LA MARÉE ÉTAIT EN VERT

Documentaire durée : 52 minutes

LIEU : HAMEAU DE SAINT-ANTOINE, LANRIVAIN (22)

Sylvain Bouttet : “En 2011-2012 j’ai travaillé dans la baie de Lannion, à la Lieue-de-Grève. Je connaissais cette plage souvent noyée sous les odeurs d’algues vertes en putréfaction. J’ai d’abord réalisé un premier film sur le ballet cocasse et désespérant des prototypes d’engins qui régleraient le problème du ramassage dans l’eau. Je pensais aux Shadoks. Je suis retourné autour de cette plage et j’ai eu la chance d’être le seul à pouvoir enregistrer ces échanges demandés par le gouvernement. »

 

AUTEUR(S)-RÉALISATEUR(S) Sylvain Bouttet
IMAGE Sylvain Bouttet
SON Éric Bouillon
MONTAGE Anna Lioubova
PRODUCTION / DIFFUSION Aligal Production, France 3 Nord Ouest

 

Aligal Production

 

Tout est parti à la suite d’une image : celle d’un cheval mort sur une plage.

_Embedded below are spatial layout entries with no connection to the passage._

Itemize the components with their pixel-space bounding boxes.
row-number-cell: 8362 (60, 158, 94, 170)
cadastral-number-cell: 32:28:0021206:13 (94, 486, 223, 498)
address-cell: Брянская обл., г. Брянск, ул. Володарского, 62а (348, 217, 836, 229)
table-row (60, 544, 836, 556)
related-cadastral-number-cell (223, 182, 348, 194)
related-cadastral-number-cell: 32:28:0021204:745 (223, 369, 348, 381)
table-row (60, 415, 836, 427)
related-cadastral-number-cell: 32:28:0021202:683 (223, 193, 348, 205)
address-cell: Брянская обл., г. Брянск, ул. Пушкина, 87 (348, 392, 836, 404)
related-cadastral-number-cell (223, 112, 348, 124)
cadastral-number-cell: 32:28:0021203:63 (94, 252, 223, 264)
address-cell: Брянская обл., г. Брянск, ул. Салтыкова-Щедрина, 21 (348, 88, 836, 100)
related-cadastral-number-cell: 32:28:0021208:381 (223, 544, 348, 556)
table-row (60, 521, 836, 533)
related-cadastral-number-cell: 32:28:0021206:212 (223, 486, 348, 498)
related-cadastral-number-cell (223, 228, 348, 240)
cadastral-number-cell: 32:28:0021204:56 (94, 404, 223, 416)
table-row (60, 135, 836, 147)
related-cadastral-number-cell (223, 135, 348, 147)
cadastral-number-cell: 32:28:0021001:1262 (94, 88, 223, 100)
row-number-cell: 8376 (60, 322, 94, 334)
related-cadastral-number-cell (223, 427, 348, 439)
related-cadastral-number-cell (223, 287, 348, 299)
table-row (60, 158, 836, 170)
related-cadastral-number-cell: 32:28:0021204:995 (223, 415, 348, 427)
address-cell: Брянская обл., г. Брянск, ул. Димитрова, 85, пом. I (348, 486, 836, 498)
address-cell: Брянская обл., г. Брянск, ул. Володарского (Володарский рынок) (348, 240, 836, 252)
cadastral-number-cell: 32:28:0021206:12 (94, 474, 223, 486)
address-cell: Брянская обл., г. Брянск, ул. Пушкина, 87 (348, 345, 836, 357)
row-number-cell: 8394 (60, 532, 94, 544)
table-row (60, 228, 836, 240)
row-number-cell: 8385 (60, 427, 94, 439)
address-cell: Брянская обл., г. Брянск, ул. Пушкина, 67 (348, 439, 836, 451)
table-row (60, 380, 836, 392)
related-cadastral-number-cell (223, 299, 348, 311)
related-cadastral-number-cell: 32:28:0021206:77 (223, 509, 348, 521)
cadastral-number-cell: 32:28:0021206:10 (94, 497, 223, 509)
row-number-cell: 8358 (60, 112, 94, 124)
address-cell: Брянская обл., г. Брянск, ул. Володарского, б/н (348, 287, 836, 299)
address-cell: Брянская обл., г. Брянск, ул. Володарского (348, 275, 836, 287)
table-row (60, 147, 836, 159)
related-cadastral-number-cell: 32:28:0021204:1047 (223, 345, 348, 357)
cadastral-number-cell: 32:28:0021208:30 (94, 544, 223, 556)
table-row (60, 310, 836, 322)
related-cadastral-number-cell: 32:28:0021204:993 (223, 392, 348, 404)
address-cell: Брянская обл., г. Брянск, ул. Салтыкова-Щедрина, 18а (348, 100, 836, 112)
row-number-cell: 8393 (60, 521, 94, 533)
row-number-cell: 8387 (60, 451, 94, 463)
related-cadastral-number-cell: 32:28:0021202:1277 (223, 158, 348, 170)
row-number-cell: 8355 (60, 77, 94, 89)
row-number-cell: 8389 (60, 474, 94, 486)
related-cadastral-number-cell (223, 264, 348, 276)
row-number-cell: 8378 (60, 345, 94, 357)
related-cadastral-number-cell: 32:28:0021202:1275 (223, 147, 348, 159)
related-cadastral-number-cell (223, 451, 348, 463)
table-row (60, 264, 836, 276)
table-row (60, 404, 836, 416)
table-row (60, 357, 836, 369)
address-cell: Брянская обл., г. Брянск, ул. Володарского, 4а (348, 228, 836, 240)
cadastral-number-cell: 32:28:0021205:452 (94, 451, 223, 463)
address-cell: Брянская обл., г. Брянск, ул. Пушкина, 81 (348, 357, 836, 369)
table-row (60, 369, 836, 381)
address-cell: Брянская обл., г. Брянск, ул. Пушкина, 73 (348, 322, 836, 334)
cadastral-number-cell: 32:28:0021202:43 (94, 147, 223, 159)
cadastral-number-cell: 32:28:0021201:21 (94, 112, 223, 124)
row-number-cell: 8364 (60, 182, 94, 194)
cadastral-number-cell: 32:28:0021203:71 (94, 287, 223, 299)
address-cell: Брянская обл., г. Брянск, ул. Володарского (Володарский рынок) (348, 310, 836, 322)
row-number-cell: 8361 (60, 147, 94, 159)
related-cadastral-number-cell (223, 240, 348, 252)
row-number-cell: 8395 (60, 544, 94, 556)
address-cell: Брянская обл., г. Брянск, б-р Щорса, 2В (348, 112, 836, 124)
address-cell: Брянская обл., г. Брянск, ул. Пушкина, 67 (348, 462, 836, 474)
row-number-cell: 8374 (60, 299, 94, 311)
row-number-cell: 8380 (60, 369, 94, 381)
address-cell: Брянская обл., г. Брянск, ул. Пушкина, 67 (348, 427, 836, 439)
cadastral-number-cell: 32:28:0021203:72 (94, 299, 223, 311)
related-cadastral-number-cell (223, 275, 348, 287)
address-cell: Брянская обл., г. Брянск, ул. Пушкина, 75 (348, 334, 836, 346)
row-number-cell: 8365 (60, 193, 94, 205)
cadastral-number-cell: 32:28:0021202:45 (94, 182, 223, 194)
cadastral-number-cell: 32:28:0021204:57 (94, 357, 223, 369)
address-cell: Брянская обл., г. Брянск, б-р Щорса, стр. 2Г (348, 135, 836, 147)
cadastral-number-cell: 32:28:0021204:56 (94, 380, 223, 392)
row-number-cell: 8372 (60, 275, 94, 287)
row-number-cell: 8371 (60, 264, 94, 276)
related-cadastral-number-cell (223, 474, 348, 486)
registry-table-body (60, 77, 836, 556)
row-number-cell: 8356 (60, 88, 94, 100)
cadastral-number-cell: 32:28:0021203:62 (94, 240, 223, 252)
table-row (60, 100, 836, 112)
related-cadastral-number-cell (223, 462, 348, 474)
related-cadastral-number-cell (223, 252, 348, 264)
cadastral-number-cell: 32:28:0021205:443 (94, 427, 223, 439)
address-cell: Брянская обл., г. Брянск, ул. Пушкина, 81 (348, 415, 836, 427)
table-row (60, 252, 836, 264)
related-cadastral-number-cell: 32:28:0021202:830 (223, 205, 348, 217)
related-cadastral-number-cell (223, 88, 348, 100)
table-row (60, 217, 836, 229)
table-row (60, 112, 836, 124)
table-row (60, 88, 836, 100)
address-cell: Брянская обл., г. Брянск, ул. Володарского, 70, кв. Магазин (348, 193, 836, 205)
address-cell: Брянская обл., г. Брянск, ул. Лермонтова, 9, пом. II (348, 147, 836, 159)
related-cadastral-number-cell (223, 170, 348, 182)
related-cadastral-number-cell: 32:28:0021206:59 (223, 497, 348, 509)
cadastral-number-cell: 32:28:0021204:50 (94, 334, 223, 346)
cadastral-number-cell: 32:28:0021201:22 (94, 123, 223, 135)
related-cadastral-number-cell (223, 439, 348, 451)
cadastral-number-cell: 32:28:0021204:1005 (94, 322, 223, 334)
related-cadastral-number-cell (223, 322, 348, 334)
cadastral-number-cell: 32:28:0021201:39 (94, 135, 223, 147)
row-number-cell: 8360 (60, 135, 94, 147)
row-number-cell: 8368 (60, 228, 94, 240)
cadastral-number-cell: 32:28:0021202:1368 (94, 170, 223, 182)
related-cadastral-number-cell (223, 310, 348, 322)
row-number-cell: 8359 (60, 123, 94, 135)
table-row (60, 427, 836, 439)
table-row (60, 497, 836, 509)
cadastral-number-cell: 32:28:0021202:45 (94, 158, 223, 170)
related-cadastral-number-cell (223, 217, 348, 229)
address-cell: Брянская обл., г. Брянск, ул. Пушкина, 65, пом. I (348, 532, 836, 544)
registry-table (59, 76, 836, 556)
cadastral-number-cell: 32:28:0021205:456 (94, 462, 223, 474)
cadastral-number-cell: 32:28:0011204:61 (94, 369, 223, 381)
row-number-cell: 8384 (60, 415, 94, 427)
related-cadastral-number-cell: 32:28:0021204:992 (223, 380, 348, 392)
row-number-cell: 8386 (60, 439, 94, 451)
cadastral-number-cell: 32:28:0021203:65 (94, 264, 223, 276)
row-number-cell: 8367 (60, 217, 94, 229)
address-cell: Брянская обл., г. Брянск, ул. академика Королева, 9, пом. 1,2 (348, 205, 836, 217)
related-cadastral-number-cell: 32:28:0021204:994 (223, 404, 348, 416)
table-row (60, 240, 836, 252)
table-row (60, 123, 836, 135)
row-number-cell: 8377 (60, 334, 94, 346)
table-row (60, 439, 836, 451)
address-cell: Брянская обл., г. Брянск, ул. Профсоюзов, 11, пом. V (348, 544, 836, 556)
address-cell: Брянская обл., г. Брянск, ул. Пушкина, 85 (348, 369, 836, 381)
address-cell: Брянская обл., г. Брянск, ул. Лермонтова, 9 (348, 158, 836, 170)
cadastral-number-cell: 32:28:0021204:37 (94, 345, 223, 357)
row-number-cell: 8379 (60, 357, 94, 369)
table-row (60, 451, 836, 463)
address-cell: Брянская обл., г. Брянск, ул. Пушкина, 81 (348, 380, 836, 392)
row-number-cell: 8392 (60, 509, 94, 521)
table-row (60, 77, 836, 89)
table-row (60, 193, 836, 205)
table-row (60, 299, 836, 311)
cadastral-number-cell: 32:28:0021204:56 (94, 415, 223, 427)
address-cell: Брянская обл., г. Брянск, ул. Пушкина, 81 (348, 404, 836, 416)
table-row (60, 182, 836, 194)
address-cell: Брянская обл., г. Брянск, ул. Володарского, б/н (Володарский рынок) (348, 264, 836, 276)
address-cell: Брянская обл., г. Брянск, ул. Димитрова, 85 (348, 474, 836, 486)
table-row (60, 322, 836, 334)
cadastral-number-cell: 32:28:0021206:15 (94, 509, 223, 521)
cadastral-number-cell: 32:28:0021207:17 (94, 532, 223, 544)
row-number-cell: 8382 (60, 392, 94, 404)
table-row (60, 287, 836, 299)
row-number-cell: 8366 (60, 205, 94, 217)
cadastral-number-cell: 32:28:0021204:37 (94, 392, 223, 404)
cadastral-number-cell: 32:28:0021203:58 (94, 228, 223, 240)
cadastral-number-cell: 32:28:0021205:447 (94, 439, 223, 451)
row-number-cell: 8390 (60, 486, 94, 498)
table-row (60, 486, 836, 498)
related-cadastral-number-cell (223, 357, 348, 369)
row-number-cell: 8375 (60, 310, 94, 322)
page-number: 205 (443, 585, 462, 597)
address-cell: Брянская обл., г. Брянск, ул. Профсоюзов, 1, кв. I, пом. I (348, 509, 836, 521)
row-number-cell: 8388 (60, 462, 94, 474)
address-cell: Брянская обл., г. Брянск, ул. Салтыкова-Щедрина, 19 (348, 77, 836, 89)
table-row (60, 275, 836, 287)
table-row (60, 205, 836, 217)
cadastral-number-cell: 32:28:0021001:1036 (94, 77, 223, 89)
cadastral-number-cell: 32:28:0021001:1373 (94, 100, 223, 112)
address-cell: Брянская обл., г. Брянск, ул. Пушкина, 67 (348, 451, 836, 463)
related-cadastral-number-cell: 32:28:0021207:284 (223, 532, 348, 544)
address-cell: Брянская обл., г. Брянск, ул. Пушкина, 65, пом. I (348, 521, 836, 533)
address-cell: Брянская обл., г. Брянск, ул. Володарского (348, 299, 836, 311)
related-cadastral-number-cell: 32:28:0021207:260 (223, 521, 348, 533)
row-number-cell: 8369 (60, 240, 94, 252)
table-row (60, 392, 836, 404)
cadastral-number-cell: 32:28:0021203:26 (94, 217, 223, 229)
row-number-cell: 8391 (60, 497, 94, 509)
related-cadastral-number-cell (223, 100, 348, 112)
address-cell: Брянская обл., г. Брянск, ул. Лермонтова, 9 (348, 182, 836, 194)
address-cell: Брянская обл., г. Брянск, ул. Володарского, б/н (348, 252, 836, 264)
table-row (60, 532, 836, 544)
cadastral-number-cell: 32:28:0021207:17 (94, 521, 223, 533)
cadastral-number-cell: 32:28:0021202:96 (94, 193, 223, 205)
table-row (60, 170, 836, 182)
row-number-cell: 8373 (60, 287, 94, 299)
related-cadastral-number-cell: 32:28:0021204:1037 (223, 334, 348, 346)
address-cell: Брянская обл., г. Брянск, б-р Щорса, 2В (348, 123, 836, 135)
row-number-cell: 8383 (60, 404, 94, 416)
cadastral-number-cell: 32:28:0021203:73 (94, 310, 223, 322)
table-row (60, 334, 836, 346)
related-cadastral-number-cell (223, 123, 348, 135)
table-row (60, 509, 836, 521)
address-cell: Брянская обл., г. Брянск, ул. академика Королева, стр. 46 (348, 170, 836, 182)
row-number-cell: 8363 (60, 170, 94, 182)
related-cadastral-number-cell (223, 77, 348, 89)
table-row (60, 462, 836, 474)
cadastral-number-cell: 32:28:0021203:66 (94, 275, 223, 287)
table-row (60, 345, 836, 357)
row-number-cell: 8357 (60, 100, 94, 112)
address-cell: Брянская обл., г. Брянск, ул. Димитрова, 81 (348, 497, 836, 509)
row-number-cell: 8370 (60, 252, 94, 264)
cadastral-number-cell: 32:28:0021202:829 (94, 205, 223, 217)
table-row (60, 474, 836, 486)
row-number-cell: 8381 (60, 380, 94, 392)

L’incident était là : un cheval tué par les algues vertes. Que se passe-t-il ensuite quand un incident de ce genre arrive ? Tous les ans les marées vertes envahissent les côtes de Bretagne-Nord. Tous sont conscients du problème. Mais comment se mettre d’accord , comment dans notre société organisée trouver une solution ? Comment les uns et les autres peuvent-ils intervenir ? Pendant un an Sylvain Bouttet a suivi la petite chronique au quotidien de tous les intervenants : paysans, préfets, syndicalistes, association de riverains. Des hommes et des femmes de tous bords se sont réunis pendant des mois pour trouver une solution. Entre compromis, évidence et tactique, entre point de vue écolos et paysans, entre les pour et les contre, le problème « algues vertes » est devenu un exercice de démocratie.
Dans ce film ce n’est plus l’incident qui est le sujet mais ce qu’il provoque. Ce n’est pas une réflexion supplémentaire sur la pollution, sur la désignation des coupables mais une interrogation sur comment fonctionne le débat démocratique, comment il s’organise dans le quotidien ; Comment nos institutions et l’organisation complexe qui nous englobe nous permettent encore d’agir.
Des mois de tournage pour filmer les principaux protagonistes, seuls ou en petits groupes, pour prendre du recul. Un an donc autour de cette plage-pilote, un an à attendre le retour inéluctable de la marée qui sera verte.
Un an à observer la concertation obligée par l’État et les contradictions qu’elle révèle par le petit bout de la lorgnette. Se poser, longtemps, à la croisée des algues, des éleveurs, des citoyens et de leurs représentants près d’une plage emblématique avec les hommes qui gravitent autour d’elle, la plage de la Lieue de Grève près de Lannion, « la plage du cheval ».